DEV Community

Josh Branchaud
Josh Branchaud

Posted on

Culture of Collaboration

There is a lot of really great, hard-won advice about remote work from Justin Searls in his latest blog post, "Remote, but not alone." He breaks it up into three sections: advice for remote-working humans in general, advice for remote employees, and finally advice for remote managers/employers. There is one part that really struck a chord for me.

"If someone is stuck on a problem in isolation, the more time passes, the more shame they’ll feel about asking for help."

There are two sides to this problem of avoiding asking for help, at least from my experience, so I'll speak to that.

First, as I work on something that I don't understand, I sometimes convince myself that I need to have put in some base level of time and effort. Until I've reached that arbitrary and imagined threshold, I avoid asking for help. What is under the surface there is that I haven't earned asking for help yet. I've deeply internalized that nothing is unearned in this world and that tends to extend to something as small as asking for help.

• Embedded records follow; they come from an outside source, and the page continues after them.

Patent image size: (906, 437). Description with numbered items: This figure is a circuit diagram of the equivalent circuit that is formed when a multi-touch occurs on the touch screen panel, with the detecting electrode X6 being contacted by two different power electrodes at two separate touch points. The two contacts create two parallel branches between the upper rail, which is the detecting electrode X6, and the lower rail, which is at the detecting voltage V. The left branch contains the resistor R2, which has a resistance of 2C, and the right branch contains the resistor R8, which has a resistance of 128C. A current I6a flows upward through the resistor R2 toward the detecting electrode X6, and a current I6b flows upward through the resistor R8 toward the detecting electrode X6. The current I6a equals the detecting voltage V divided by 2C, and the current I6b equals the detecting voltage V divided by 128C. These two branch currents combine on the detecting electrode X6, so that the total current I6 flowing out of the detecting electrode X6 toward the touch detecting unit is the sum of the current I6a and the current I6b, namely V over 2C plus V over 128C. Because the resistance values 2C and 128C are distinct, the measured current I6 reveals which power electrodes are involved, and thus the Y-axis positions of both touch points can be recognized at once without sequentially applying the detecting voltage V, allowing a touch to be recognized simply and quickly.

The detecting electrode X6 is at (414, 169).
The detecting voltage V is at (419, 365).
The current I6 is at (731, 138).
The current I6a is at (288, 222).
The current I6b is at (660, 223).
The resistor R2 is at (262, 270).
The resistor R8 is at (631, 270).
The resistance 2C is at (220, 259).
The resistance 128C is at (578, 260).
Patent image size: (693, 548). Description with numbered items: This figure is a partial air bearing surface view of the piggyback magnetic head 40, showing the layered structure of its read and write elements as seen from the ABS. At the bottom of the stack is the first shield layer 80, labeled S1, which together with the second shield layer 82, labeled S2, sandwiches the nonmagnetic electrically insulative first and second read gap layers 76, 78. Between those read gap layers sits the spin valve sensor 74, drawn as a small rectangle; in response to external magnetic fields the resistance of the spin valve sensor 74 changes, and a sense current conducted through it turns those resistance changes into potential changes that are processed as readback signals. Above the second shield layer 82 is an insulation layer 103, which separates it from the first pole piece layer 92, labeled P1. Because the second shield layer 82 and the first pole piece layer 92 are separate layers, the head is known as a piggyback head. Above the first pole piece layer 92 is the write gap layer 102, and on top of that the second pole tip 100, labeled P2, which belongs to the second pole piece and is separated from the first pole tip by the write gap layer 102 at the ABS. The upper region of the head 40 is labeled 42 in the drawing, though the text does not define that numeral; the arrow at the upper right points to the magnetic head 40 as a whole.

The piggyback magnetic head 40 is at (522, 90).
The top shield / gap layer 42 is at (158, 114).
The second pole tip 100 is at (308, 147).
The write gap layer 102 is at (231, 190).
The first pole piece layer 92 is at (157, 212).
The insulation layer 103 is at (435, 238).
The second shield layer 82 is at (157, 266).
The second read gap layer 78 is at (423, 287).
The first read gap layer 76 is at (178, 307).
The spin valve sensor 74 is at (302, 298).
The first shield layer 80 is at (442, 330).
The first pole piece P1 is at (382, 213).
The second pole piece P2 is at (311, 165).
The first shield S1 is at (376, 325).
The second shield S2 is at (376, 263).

This time that I spend trying to figure it out on my own may eventually collide with the other side of avoid helping. After a while, I start to feel like I should have already figured out a solution and so I'm ashamed to ask for help. This problem tends to spiral because the more shame I feel, the harder it is to find a solution. And it keeps spiraling as I feel more and more like I missed a reasonable opportunity to ask for help.

"I could have ask for help at the beginning of the day, but now I've been stuck on this same thing for 4 hours. I can't ask now, they'll know [insert terrible thing I believe about myself here]."

Of course none of this is true. There is no threshold of time and effort that you need to reach to ask for help. Having missed a reasonable time window to have asked for help, that's not a thing either. I know this and yet I still struggle with it.

I think that is where the next bit of Justin's advice comes in to play.

"On a remote team, it’s everyone’s responsibility to ask for the help they need and routinely offer what help they can give one another."

These feelings of isolation and shame lead us to avoid asking for help and hold us back from learning, growing, and doing our best work. We can combat this with community, with a culture of collaboration that normalizes asking for help and offering help. And though this post is about remote teams, it absolutely applies to all teams.